Overnight, weather forecasts turned warmer for the regions that consume the most heating fuels, according to Commodity Weather Group LLC. Temperatures along the East Coast will be seasonal Nov. 24 through Nov. 28 and the Midwest will be above normal. Previous computer models showed below-normal readings in the mid-Atlantic to the Southeast with seasonally cold weather around the Great Lakes.
The high temperature in New York City on Nov. 27 may be 59 degrees Fahrenheit (15 Celsius) and Chicago will reach 51, 9 above normal for each city, according to AccuWeather Inc.’s website. About 49 percent of U.S. households use gas for heating.
Gas production increased in 2015 for the 10th straight year thanks to drilling efficiencies and pipeline capacity that helped new wells come online at shale deposits such as the Marcellus in the East, the EIA said in its monthly outlook on Nov. 10. Output will rise by 6.3 percent to 79.61 billion cubic feet a day and then expand by 2 percent in 2016 to 81.20 billion.
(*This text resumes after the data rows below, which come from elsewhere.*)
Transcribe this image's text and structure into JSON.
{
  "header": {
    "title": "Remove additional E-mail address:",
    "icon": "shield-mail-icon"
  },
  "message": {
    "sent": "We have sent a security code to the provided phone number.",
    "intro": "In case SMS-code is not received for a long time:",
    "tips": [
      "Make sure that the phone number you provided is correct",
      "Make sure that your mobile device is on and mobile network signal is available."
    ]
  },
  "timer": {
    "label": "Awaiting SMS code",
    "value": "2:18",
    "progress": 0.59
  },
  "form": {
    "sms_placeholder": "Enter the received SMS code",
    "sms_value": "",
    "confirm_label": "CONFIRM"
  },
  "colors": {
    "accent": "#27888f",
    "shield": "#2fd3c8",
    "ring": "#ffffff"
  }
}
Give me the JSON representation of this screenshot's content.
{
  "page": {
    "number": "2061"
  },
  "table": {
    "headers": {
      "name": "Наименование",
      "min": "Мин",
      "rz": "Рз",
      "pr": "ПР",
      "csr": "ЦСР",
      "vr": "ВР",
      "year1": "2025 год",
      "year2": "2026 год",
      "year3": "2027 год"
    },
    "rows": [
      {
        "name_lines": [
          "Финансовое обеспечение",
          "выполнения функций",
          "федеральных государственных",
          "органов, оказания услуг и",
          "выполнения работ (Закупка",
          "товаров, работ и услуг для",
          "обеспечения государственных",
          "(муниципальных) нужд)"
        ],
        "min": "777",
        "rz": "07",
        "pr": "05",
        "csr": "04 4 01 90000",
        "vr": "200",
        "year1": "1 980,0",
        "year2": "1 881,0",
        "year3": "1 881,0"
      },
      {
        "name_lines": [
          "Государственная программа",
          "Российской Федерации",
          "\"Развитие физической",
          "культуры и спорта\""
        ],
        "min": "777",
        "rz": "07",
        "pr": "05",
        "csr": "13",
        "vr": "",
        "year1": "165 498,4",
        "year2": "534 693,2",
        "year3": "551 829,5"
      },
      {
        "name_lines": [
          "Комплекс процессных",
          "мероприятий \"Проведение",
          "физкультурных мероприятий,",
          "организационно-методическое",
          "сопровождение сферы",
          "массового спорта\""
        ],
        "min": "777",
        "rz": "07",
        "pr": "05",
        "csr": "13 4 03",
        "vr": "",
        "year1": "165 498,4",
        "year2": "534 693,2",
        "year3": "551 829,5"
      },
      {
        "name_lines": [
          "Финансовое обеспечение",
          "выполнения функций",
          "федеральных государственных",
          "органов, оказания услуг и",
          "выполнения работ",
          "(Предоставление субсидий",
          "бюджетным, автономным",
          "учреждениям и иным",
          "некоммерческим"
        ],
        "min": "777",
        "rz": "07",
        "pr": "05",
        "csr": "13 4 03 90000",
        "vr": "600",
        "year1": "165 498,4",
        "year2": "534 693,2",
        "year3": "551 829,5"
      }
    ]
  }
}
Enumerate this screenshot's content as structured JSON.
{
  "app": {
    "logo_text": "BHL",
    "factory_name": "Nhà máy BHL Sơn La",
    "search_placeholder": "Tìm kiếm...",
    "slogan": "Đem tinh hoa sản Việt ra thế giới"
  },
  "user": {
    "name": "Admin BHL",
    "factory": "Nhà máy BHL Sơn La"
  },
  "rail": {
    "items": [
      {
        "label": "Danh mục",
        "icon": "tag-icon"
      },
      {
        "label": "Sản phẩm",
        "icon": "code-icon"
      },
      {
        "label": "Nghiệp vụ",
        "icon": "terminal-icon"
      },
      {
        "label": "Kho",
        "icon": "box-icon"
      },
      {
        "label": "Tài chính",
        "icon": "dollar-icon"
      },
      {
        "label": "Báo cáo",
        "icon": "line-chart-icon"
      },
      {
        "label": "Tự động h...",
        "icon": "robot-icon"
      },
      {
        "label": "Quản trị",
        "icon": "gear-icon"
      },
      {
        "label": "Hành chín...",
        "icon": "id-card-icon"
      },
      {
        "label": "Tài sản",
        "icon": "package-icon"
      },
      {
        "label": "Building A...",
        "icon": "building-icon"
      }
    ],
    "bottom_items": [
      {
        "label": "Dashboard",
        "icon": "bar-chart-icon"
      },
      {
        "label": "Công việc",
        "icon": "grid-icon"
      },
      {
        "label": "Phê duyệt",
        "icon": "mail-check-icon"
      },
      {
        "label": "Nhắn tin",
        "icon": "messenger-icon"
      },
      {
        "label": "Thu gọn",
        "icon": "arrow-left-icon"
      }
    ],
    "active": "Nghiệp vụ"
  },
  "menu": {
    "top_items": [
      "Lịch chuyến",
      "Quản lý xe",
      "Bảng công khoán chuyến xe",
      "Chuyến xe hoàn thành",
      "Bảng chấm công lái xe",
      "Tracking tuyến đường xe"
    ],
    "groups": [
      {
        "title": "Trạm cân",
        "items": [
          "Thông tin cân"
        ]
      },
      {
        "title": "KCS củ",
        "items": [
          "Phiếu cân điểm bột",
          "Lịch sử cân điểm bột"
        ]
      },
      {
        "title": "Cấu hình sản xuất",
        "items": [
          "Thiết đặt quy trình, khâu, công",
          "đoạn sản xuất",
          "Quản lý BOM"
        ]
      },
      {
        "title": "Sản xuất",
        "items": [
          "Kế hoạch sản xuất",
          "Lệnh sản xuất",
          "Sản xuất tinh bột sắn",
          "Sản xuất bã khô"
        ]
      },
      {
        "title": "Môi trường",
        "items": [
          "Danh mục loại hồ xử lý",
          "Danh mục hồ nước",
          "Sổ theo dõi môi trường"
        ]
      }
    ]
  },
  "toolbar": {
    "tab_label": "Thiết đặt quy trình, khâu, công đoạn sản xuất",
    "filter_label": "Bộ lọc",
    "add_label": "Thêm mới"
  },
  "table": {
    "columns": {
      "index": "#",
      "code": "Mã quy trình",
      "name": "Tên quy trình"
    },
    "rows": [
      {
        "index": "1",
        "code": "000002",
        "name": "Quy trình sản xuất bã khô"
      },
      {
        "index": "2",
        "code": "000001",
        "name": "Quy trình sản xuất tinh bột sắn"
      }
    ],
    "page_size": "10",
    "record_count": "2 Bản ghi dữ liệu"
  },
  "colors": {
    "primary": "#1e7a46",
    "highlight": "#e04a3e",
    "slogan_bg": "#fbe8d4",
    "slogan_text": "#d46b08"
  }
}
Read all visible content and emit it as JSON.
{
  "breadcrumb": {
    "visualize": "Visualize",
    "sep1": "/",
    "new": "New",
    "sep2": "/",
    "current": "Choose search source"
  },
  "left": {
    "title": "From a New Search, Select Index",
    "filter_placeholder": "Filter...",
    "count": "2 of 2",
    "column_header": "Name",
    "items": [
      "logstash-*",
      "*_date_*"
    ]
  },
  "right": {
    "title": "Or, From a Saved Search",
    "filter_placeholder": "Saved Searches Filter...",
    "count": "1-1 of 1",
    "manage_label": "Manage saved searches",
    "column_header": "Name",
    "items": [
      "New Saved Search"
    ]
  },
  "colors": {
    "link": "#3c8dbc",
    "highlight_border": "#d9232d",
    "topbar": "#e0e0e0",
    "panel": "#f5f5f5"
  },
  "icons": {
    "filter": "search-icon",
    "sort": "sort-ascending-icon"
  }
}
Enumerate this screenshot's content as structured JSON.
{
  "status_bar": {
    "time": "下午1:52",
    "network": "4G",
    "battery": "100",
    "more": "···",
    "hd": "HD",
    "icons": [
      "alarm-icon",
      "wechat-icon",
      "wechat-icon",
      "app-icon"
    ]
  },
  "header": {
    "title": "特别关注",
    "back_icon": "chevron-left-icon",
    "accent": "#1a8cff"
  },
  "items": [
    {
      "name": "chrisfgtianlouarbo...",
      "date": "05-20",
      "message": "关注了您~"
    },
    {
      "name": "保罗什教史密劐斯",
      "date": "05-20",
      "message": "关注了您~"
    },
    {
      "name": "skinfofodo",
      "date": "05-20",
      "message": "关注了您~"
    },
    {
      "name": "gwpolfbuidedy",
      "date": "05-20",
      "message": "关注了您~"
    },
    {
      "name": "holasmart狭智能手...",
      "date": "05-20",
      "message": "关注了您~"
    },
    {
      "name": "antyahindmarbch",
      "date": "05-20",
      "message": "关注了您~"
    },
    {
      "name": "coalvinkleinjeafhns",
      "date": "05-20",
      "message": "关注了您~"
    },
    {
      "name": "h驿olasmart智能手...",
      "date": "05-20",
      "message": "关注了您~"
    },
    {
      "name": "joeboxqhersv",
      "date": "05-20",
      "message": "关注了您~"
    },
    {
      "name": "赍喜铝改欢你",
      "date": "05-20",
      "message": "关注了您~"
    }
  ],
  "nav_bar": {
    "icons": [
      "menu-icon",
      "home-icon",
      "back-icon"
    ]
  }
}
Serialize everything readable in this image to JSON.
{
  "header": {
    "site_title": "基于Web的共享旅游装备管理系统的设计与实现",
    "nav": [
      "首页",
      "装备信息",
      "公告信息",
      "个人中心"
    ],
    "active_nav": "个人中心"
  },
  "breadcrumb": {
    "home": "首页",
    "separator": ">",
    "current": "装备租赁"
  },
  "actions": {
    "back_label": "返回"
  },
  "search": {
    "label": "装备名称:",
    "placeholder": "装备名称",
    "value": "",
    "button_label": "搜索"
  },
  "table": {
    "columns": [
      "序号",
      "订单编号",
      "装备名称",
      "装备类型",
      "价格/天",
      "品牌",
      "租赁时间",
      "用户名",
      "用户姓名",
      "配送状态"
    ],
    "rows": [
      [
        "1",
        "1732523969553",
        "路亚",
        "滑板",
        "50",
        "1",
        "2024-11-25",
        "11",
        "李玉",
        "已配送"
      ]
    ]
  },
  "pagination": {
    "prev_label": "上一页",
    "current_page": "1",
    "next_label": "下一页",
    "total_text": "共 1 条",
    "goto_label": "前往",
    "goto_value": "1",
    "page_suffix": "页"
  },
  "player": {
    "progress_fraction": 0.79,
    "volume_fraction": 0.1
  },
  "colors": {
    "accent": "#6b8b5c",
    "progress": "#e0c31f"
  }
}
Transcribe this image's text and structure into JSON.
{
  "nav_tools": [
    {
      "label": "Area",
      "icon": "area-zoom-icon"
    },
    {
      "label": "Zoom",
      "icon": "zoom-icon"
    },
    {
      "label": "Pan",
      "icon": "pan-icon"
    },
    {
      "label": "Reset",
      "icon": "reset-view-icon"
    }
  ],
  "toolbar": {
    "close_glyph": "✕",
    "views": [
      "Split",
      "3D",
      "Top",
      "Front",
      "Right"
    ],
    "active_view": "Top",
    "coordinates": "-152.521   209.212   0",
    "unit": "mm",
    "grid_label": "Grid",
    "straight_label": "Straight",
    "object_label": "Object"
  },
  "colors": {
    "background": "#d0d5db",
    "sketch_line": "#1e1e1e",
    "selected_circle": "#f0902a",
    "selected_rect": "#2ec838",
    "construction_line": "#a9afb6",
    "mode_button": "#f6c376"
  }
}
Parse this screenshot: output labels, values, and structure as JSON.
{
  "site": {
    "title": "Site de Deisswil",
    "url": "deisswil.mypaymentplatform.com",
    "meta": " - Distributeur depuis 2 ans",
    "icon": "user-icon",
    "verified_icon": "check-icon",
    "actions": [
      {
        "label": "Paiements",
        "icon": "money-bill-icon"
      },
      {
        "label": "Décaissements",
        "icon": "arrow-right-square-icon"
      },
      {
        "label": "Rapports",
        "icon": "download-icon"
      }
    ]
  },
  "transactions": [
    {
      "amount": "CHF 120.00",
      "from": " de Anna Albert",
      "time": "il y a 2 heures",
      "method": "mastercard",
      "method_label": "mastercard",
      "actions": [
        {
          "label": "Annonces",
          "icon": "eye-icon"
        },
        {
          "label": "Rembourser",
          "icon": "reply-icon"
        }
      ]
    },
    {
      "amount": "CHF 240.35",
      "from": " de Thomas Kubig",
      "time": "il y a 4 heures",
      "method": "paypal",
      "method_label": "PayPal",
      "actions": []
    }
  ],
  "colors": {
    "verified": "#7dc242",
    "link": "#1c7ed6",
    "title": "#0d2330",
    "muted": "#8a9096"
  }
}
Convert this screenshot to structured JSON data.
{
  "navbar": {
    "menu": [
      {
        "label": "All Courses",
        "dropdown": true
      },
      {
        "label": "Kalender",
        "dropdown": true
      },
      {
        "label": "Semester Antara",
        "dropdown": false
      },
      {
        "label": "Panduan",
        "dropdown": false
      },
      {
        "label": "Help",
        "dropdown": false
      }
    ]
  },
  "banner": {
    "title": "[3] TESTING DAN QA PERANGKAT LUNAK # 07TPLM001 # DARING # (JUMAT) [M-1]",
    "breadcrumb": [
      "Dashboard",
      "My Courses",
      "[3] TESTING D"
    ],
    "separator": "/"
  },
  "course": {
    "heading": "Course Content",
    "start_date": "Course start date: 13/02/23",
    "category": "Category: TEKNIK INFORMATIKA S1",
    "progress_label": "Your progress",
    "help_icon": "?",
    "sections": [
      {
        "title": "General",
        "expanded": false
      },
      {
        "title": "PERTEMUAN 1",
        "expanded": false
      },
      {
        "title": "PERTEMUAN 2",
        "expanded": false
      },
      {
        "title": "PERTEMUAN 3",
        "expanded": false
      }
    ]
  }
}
“Mild weather in addition to sequentially higher Northeast production are likely to maintain working gas in storage at historically elevated levels,” Goldman Sachs Group Inc. analysts said Nov. 18 in a report led by Michael Hinds.
The key downside risks to the bank’s fourth-quarter price forecast of $2.50 per million Btu are “forecasts for a mild winter in light of the ongoing strong El Nino,” the analysts said. Milder-than-normal weather has kept gas demand by residential and commercial consumers below seasonal levels over the past few weeks, they said.